Default action: deny Configuration:

session_rate_limit:
  max_calls: 500
  window_seconds: 3600

`burst_detection`

Detects and limits rapid-fire tool calls (more than N per second).

Default action: escalate Configuration:

burst_detection:
  max_calls: 10

Category 8: Scope Enforcement

File: src/agentshield/rules/scope.py OWASP: ASI03 (Identity Abuse), ASI06 (Rogue Agent)

`tool_allowlist`

Restricts an agent to a declared set of tools.

Default action: deny Configuration:

scope:
  allowed_tools:
    - execute_sql
    - read_file
    - search_web

`argument_schema`

Validates tool call arguments against a JSON Schema.

Default action: escalate

`cross_agent_scope`

Prevents Agent A from calling tools scoped exclusively to Agent B.

Default action: deny

Category 9: Cost Control

File: src/agentshield/rules/cost_guard.py OWASP: ASI07 (Cascading Failures)

`session_cost_ceiling`

Blocks tool calls once estimated session costs exceed a limit.

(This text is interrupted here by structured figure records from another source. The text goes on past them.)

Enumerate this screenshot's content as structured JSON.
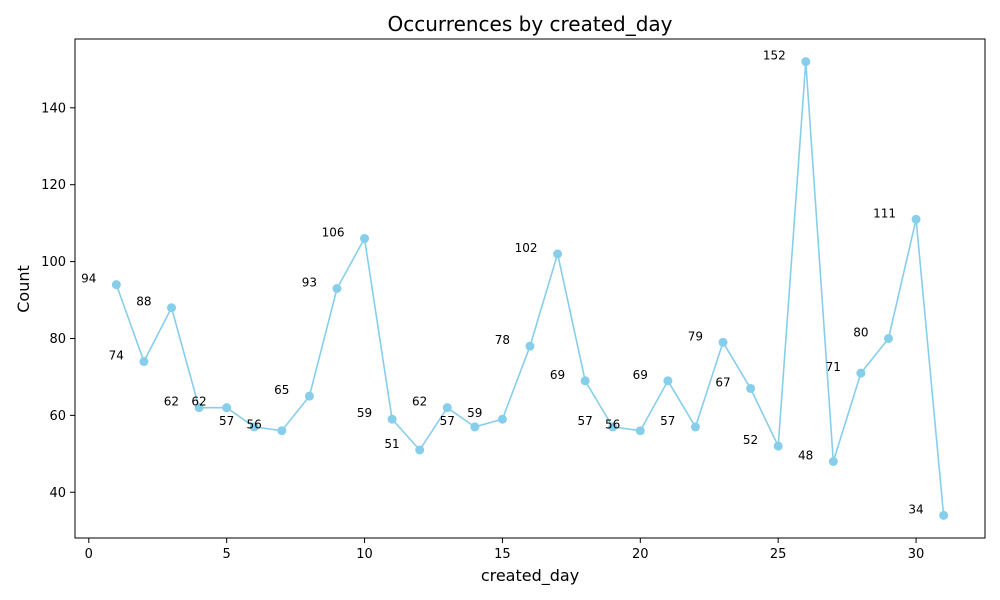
{
  "chart_data": {
    "type": "line",
    "title": "Occurrences by created_day",
    "xlabel": "created_day",
    "ylabel": "Count",
    "x": [
      1,
      2,
      3,
      4,
      5,
      6,
      7,
      8,
      9,
      10,
      11,
      12,
      13,
      14,
      15,
      16,
      17,
      18,
      19,
      20,
      21,
      22,
      23,
      24,
      25,
      26,
      27,
      28,
      29,
      30,
      31
    ],
    "series": [
      {
        "values": [
          94,
          74,
          88,
          62,
          62,
          57,
          56,
          65,
          93,
          106,
          59,
          51,
          62,
          57,
          59,
          78,
          102,
          69,
          57,
          56,
          69,
          57,
          79,
          67,
          52,
          152,
          48,
          71,
          80,
          111,
          34
        ],
        "color": "#87CEEB",
        "marker": "circle"
      }
    ],
    "xlim": [
      -0.5,
      32.5
    ],
    "ylim": [
      28.1,
      157.9
    ],
    "xticks": [
      0,
      5,
      10,
      15,
      20,
      25,
      30
    ],
    "yticks": [
      40,
      60,
      80,
      100,
      120,
      140
    ],
    "grid": false,
    "data_labels": true
  }
}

Default action: deny Configuration:

cost_guard:
  max_cost_usd: 10.0
  cost_per_call:
    openai_completion: 0.03
    web_search: 0.01

`cost_alert`

Escalates when costs reach 80% of the ceiling.

Default action: escalate

Category 10: Human Approval Gates

File: src/agentshield/rules/approval.py OWASP: ASI09 (Human Override Failure)

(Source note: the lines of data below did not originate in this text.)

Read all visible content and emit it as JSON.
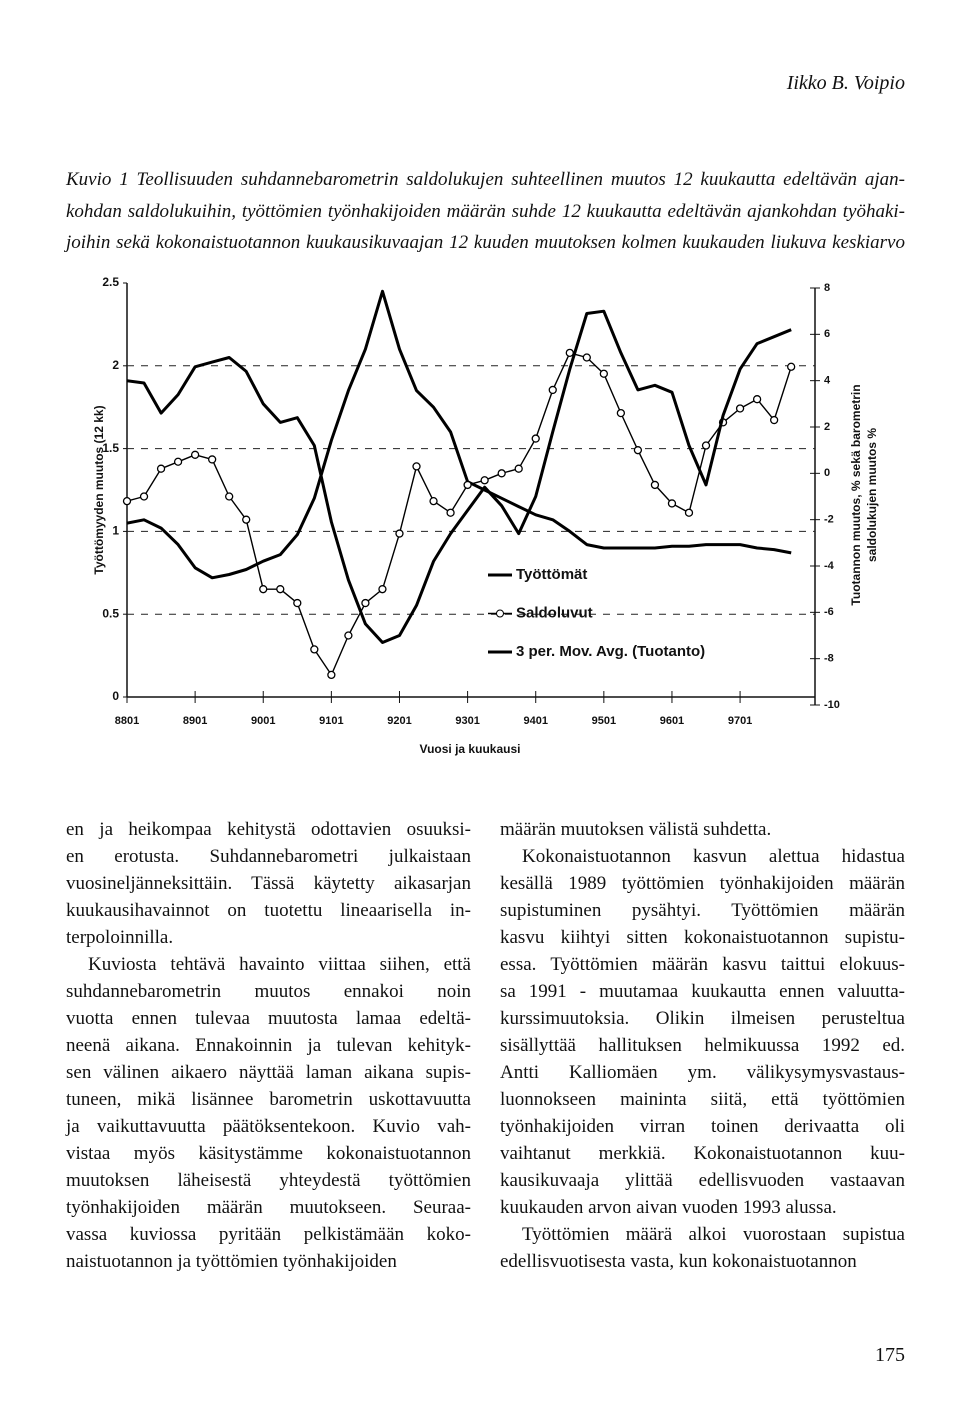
{
  "header": {
    "author": "Iikko B. Voipio"
  },
  "caption": [
    "Kuvio 1 Teollisuuden suhdannebarometrin saldolukujen suhteellinen muutos 12 kuukautta edeltävän ajan-",
    "kohdan saldolukuihin, työttömien työnhakijoiden määrän suhde 12 kuukautta edeltävän ajankohdan työhaki-",
    "joihin sekä kokonaistuotannon kuukausikuvaajan 12 kuuden muutoksen kolmen kuukauden liukuva keskiarvo"
  ],
  "chart_data": {
    "type": "line",
    "xlabel": "Vuosi ja kuukausi",
    "ylabel": "Työttömyyden muutos (12 kk)",
    "y2label": [
      "Tuotannon muutos, % sekä barometrin",
      "saldolukujen muutos %"
    ],
    "categories": [
      "8801",
      null,
      null,
      null,
      "8901",
      null,
      null,
      null,
      "9001",
      null,
      null,
      null,
      "9101",
      null,
      null,
      null,
      "9201",
      null,
      null,
      null,
      "9301",
      null,
      null,
      null,
      "9401",
      null,
      null,
      null,
      "9501",
      null,
      null,
      null,
      "9601",
      null,
      null,
      null,
      "9701",
      null,
      null,
      null
    ],
    "series": [
      {
        "name": "Työttömät",
        "color": "#000000",
        "values": [
          1.05,
          1.07,
          1.02,
          0.92,
          0.78,
          0.72,
          0.74,
          0.77,
          0.82,
          0.86,
          0.98,
          1.2,
          1.55,
          1.85,
          2.1,
          2.45,
          2.1,
          1.85,
          1.75,
          1.6,
          1.3,
          1.25,
          1.2,
          1.15,
          1.1,
          1.07,
          1.0,
          0.92,
          0.9,
          0.9,
          0.9,
          0.9,
          0.91,
          0.91,
          0.92,
          0.92,
          0.92,
          0.9,
          0.89,
          0.87
        ]
      },
      {
        "name": "Saldoluvut",
        "color": "#000000",
        "axis": "y2",
        "marker": "circle",
        "values": [
          -1.2,
          -1.0,
          0.2,
          0.5,
          0.8,
          0.6,
          -1.0,
          -2.0,
          -5.0,
          -5.0,
          -5.6,
          -7.6,
          -8.7,
          -7.0,
          -5.6,
          -5.0,
          -2.6,
          0.3,
          -1.2,
          -1.7,
          -0.5,
          -0.3,
          0.0,
          0.2,
          1.5,
          3.6,
          5.2,
          5.0,
          4.3,
          2.6,
          1.0,
          -0.5,
          -1.3,
          -1.7,
          1.2,
          2.2,
          2.8,
          3.2,
          2.3,
          4.6
        ]
      },
      {
        "name": "3 per. Mov. Avg. (Tuotanto)",
        "color": "#000000",
        "axis": "y2",
        "values": [
          4.0,
          3.9,
          2.6,
          3.4,
          4.6,
          4.8,
          5.0,
          4.4,
          3.0,
          2.2,
          2.4,
          1.2,
          -2.1,
          -4.6,
          -6.5,
          -7.3,
          -7.0,
          -5.7,
          -3.8,
          -2.6,
          -1.6,
          -0.6,
          -1.4,
          -2.6,
          -1.0,
          1.8,
          4.5,
          6.9,
          7.0,
          5.2,
          3.6,
          3.8,
          3.5,
          1.2,
          -0.5,
          2.5,
          4.5,
          5.6,
          5.9,
          6.2
        ]
      }
    ],
    "ylim": [
      0,
      2.5
    ],
    "yticks": [
      0,
      0.5,
      1,
      1.5,
      2,
      2.5
    ],
    "y2lim": [
      -10,
      8
    ],
    "y2ticks": [
      -10,
      -8,
      -6,
      -4,
      -2,
      0,
      2,
      4,
      6,
      8
    ],
    "grid": true
  },
  "body": {
    "columns": [
      [
        [
          "en ja heikompaa kehitystä odottavien osuuksi-",
          "en erotusta. Suhdannebarometri julkaistaan",
          "vuosineljänneksittäin. Tässä käytetty aikasarjan",
          "kuukausihavainnot on tuotettu lineaarisella in-",
          "terpoloinnilla."
        ],
        [
          "Kuviosta tehtävä havainto viittaa siihen, että",
          "suhdannebarometrin muutos ennakoi noin",
          "vuotta ennen tulevaa muutosta lamaa edeltä-",
          "neenä aikana. Ennakoinnin ja tulevan kehityk-",
          "sen välinen aikaero näyttää laman aikana supis-",
          "tuneen, mikä lisännee barometrin uskottavuutta",
          "ja vaikuttavuutta päätöksentekoon. Kuvio vah-",
          "vistaa myös käsitystämme kokonaistuotannon",
          "muutoksen läheisestä yhteydestä työttömien",
          "työnhakijoiden määrän muutokseen. Seuraa-",
          "vassa kuviossa pyritään pelkistämään koko-",
          "naistuotannon ja työttömien työnhakijoiden"
        ]
      ],
      [
        [
          "määrän muutoksen välistä suhdetta."
        ],
        [
          "Kokonaistuotannon kasvun alettua hidastua",
          "kesällä 1989 työttömien työnhakijoiden määrän",
          "supistuminen pysähtyi. Työttömien määrän",
          "kasvu kiihtyi sitten kokonaistuotannon supistu-",
          "essa. Työttömien määrän kasvu taittui elokuus-",
          "sa 1991 - muutamaa kuukautta ennen valuutta-",
          "kurssimuutoksia. Olikin ilmeisen perusteltua",
          "sisällyttää hallituksen helmikuussa 1992 ed.",
          "Antti Kalliomäen ym. välikysymysvastaus-",
          "luonnokseen maininta siitä, että työttömien",
          "työnhakijoiden virran toinen derivaatta oli",
          "vaihtanut merkkiä. Kokonaistuotannon kuu-",
          "kausikuvaaja ylittää edellisvuoden vastaavan",
          "kuukauden arvon aivan vuoden 1993 alussa."
        ],
        [
          "Työttömien määrä alkoi vuorostaan supistua",
          "edellisvuotisesta vasta, kun kokonaistuotannon"
        ]
      ]
    ]
  },
  "page_number": "175"
}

`require_approval_pattern`

Requires human approval for tool calls matching name patterns.

Default action: escalate Configuration:

require_approval_pattern:
  tool_patterns:
    - "deploy_*"
    - "delete_prod_*"
    - "send_email"

`require_approval_financial`

Requires human approval for tool calls with monetary arguments above a threshold.

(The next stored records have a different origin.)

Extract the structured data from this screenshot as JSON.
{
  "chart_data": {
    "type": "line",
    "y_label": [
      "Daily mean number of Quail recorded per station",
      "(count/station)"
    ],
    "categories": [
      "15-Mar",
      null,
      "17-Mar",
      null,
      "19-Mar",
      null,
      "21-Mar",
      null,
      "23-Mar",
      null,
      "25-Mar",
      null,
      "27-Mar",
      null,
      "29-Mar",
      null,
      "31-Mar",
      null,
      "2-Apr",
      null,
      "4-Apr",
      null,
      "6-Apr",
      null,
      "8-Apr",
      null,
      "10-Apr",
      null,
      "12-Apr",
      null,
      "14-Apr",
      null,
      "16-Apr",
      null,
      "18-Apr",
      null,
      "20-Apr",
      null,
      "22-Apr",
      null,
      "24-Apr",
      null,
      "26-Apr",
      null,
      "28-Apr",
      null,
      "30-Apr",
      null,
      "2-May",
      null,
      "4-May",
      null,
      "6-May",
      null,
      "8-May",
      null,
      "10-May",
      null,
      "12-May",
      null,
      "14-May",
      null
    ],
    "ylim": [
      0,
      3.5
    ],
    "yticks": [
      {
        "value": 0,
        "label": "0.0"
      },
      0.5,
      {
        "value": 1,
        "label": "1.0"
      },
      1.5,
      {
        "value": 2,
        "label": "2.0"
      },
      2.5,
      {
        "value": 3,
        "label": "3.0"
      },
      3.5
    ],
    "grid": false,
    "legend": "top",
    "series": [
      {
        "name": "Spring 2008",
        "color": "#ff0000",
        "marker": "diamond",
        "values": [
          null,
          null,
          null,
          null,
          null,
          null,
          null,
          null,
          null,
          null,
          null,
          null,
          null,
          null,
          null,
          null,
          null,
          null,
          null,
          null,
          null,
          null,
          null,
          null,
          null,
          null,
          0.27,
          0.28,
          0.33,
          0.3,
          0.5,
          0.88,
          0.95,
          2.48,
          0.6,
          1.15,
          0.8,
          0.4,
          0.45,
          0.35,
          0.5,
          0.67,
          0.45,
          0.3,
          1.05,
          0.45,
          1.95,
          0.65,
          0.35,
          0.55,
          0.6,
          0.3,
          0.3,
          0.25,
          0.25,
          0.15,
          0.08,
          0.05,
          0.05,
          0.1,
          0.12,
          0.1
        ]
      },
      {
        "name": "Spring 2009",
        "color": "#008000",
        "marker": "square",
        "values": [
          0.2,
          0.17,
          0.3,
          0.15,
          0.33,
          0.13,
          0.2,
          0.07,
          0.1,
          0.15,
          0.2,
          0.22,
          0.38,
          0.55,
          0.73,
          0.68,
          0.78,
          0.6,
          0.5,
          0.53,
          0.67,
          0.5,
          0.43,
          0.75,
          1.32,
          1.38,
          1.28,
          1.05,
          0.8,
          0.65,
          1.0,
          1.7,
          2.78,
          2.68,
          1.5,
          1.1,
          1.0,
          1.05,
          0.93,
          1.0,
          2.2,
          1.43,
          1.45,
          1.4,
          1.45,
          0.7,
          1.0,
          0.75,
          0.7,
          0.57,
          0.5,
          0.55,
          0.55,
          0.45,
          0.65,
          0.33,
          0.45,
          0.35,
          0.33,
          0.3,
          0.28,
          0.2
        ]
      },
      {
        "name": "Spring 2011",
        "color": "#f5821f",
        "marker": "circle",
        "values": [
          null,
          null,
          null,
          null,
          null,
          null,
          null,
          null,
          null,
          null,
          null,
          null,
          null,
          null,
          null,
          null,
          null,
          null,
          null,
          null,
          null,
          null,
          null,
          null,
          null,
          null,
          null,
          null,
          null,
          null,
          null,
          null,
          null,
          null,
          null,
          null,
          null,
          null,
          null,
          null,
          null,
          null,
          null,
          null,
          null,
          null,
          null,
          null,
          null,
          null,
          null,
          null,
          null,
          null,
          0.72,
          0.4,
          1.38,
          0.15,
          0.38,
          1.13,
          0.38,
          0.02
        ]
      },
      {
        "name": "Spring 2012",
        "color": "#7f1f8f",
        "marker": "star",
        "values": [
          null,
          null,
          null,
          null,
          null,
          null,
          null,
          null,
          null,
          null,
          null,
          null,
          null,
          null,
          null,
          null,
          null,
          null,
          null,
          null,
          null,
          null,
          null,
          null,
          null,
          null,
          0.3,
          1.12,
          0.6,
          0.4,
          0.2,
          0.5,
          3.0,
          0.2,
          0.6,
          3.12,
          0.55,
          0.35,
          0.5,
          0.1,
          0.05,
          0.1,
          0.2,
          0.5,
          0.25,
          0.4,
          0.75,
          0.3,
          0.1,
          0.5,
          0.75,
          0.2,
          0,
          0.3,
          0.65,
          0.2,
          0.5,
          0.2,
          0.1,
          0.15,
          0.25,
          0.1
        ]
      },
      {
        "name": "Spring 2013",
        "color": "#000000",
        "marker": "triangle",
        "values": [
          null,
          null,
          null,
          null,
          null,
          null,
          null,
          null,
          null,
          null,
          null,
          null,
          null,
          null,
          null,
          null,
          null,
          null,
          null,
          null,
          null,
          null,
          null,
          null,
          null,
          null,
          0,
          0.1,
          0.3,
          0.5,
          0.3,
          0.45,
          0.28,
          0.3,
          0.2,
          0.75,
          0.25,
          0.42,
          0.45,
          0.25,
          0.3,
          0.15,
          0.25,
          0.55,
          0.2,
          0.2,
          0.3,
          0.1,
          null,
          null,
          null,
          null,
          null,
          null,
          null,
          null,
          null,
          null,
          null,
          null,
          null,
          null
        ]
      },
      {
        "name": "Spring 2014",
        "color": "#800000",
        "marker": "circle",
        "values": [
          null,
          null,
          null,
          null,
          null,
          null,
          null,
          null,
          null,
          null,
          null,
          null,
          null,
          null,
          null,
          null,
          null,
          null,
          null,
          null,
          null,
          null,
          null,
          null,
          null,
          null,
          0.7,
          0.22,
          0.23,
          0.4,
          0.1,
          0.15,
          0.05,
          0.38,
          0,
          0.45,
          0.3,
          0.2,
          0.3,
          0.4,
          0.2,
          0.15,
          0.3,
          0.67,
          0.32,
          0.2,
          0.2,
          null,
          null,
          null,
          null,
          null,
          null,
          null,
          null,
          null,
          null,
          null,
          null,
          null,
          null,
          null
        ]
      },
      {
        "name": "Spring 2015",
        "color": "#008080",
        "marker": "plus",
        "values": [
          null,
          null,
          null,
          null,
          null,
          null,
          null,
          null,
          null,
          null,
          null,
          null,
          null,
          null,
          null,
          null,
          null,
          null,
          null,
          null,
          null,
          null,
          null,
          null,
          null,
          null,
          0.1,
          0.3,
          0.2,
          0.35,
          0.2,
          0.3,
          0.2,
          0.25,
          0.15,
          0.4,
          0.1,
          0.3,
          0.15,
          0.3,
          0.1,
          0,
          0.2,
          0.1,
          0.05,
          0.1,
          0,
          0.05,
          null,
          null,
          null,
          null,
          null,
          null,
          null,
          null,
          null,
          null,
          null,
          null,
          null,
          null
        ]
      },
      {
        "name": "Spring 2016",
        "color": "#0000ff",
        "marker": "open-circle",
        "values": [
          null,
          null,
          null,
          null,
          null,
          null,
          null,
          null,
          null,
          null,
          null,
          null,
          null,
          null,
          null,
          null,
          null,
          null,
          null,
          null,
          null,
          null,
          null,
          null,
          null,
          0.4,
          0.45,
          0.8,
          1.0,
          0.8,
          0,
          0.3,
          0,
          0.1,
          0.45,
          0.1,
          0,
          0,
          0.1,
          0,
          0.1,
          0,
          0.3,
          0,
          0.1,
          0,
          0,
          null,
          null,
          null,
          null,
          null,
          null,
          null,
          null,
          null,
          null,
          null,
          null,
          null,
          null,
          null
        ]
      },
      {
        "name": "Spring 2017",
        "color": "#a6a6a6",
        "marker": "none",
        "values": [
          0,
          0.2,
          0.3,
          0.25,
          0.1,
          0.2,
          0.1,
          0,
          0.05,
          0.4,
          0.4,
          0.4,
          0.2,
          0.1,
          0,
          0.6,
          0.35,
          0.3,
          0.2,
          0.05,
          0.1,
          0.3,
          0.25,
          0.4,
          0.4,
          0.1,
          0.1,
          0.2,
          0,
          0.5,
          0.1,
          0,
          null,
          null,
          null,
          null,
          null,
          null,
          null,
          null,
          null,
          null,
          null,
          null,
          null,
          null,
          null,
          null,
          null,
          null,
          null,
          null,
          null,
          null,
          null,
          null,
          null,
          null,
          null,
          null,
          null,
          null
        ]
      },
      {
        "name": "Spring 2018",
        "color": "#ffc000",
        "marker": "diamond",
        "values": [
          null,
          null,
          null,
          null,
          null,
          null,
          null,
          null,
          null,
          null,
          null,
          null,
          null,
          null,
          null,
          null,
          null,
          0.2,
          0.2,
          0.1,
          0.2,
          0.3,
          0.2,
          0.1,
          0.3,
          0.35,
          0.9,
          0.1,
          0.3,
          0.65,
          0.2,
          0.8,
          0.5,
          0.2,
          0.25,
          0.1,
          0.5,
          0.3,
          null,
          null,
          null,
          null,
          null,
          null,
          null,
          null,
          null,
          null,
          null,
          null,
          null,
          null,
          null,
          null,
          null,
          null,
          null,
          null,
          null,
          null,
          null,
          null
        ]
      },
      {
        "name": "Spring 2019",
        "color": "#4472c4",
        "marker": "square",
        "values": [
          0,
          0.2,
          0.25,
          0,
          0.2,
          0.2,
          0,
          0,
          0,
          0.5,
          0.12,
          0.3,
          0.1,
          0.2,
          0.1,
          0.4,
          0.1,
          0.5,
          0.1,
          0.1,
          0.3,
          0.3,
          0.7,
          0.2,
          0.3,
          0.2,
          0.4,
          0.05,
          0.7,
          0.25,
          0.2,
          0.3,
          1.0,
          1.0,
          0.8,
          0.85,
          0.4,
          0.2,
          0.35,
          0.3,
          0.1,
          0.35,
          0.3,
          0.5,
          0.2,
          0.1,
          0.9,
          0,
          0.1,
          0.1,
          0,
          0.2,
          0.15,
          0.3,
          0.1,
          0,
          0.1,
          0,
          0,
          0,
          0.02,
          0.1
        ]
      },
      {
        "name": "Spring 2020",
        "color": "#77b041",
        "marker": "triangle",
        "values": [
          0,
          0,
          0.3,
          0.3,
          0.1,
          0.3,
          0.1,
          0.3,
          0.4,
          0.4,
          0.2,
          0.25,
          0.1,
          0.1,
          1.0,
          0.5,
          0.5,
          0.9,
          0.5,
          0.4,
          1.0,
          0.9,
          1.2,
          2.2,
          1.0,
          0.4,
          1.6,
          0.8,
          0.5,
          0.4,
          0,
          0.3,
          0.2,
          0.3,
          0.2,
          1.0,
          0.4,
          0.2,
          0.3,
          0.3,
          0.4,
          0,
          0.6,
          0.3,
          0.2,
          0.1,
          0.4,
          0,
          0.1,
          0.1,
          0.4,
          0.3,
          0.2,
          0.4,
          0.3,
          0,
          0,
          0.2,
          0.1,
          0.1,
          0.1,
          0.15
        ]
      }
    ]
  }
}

Default action: escalate Configuration: threshold_usd: 100.0

`require_approval_data_export`

Requires human approval for data export operations exceeding a row count threshold.

Default action: escalate Configuration: row_threshold: 1000

Custom Rules (No Python Required)

Define rules in YAML without writing any Python:

custom_rules:
  - name: block_twitter_posts
    description: "Prevent agent from posting to Twitter/X"
    tool_patterns: ["post_tweet", "send_tweet", "twitter_*"]
    action: deny
    reason: "Twitter posting requires manual review"
    owasp_id: ASI02

  - name: approval_for_email
    description: "Require approval before sending any email"
    tool_patterns: ["send_email", "gmail_send", "smtp_send"]
    action: escalate
    reason: "Email sending requires human approval"

Custom rules are evaluated at priority 50+ (after all built-in rules).